Make Sure Every Scene Changes Your Hero

A screenplay should be like a roller coaster. Right from the start it should promise an exciting ride and then give people exactly what they expect. In screenwriting, your script must never have dull, slow, boring parts. Every scene must be lean and tight.

The best way to make sure every scene moves the story along is to make sure the hero changes somehow. That change can be good or bad, but something in that scene must challenge and threaten the hero to force them to react. When the hero is backed in a corner and forced to respond, we get to see what kind of person they really are.
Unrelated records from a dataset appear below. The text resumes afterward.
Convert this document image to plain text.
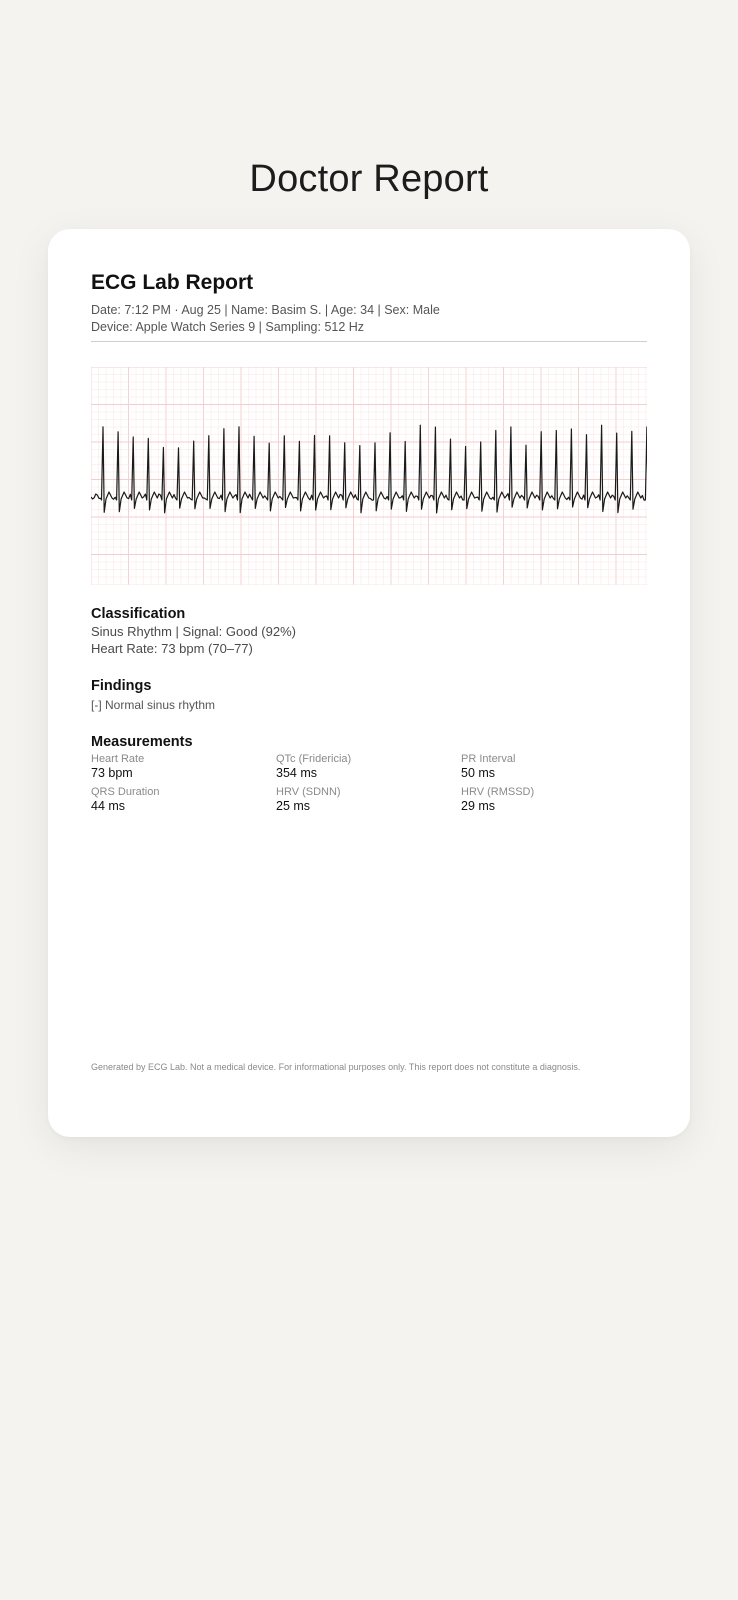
Doctor Report
ECG Lab Report
Date: 7:12 PM · Aug 25 | Name: Basim S. | Age: 34 | Sex: Male
Device: Apple Watch Series 9 | Sampling: 512 Hz
Classification
Sinus Rhythm | Signal: Good (92%)
Heart Rate: 73 bpm (70–77)
Findings
[-] Normal sinus rhythm
Measurements
Heart Rate
73 bpm
QTc (Fridericia)
354 ms
PR Interval
50 ms
QRS Duration
44 ms
HRV (SDNN)
25 ms
HRV (RMSSD)
29 ms
Generated by ECG Lab. Not a medical device. For informational purposes only. This report does not constitute a diagnosis.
Watch this scene from “The Shining”:

At this point in the story, Jack and Wendy have been living in an isolated hotel and Jack has been acting increasingly erratic. Jack has been working on a novel so Wendy finally decides to see what Jack has accomplished all this time. 
So far, describing this scene is fairly dull, so what drastically changes Wendy in this scene? When she looks at the manuscript Jack has been working on all this time and finds that it consists of nothing but the phrase “All work and no play makes Jack a dull boy” over and over again.

Where before Wendy wasn’t sure if Jack was acting erratically or if it was her imagination. For the first time, she has actual proof – and it definitely changes her world and how she thinks about Jack.

Now watch this meaningless scene from “A Wrinkle in Time”:

The hero and her brothers find themselves on a crowded beach where a strange man approaches them, then somehow possesses the younger boy and takes him away. This scene fails because it lacks any sudden change to how the hero sees the world.

In “The Shining” scene, there is little physical action beyond Wendy looking at papers on a desk, but what those papers show create an emotional punch that completely changes how Wendy sees Jack at that moment (she now knows he’s crazy).

In the “A Wrinkle in Time” scene, there’s lots of physical action (and special effects) but there’s no emotional shock or threat that forces the hero to totally rethink their situation. As a result, the “A Wrinkle in Time” scene utterly fails as a scene and helps drag the rest of the movie down with it.

In your own screenplay, always write scenes that shock your hero. Sometimes that shock is dramatic but sometimes it’s small, but it’s always there. The more your hero is forced to re-evaluate what they think they know, the more off balance they’ll be and the more exciting your story will become.